Heparin (left) is an oligosaccharide bound to a very specific protein to form heparin proteoglycan. The physiologically important oligosaccharide is called heparan sulfate. It is found on the surface of normal endothelial cells and it is this molecule that binds antithrombin III. The interaction of heparan sulfate and antithrombin III inhibits blood clotting [Inhibiting Blood Clots: Anticoagulants].
It is very difficult to synthesize heparan sulfate so the synthetic drug is quite expensive. The results of a number of studies indicated that the exact structure of each of the sugar residues (rings) was very important for proper anticoagulant activity as was the position of the sulfate groups (those with "S" that are bound to the rings).

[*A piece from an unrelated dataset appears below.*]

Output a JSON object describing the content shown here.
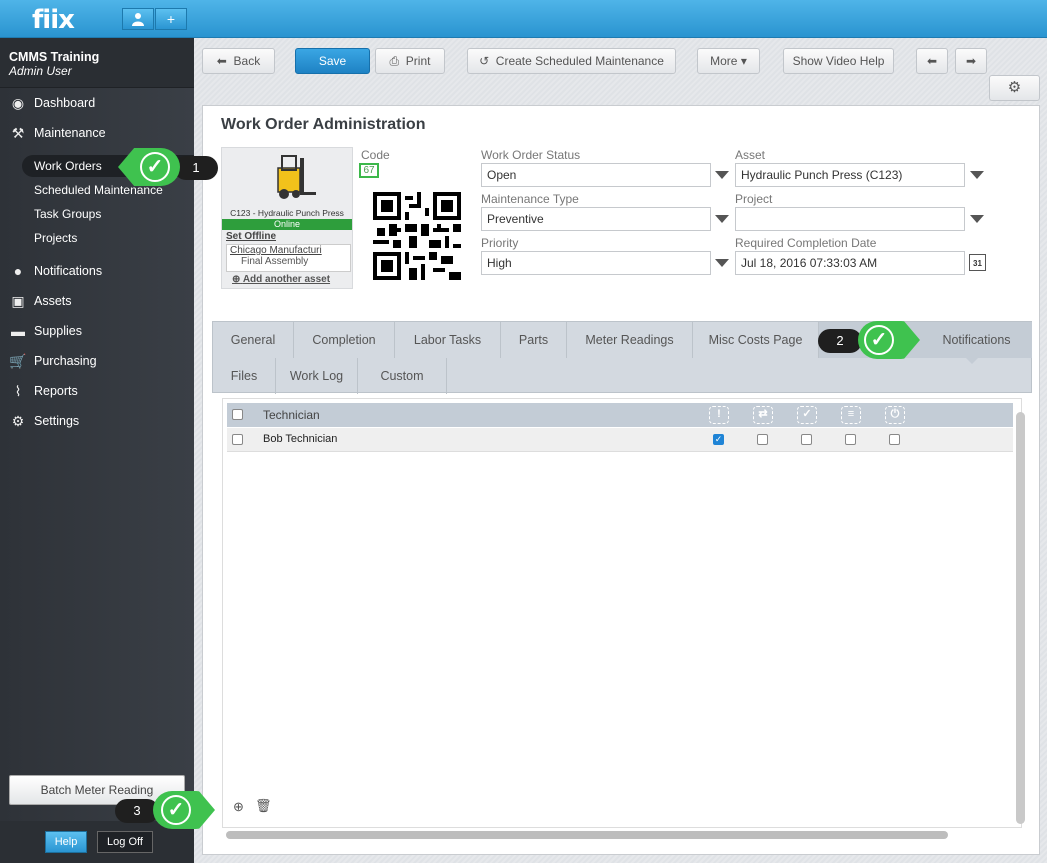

A recent paper by Chen et al. (2007) shows that simpler forms of the heparin-like oligosaccharide have significant anticoagulation activity. They started with a compound called N-sulfo heparosan, which is prepared from bacterial oligosaccharides by a combination of enzymatic and chemical steps. This starting material was then modified using various recombinant enzymes to produce a large class of heparin-like molecules. One of these derivatives, recomparin (below left) (Lindhardt and Kim, 2007) had significant anticoagulation activity. (Click on the figure to enlarge.)
The result is significant because recomparin does not have the modified rearranged sugar (iduronic acid, IdoUA)that was previously thought to be essential for anticoagulation activity. The modification of the oligosacchraide to create the iduronic acid residues was complicated an inefficient. Thus, the new recomparin drug will be much cheaper to make.
Chen, J., Jones, C.L. and Liu, J. (2007) Using an Enzymatic Combinatorial Approach to Identify Anticoagulant Heparan Sulfate Structures. Chemistry & Biology 14: 972-973.
Lindhardt, R.J. and Kim, J-H. (2007) Combinatorial Enzymatic Synthesis of Heparan Sulfate (review of Chen et al. 2007). Chemistry & Biology 14:972-973.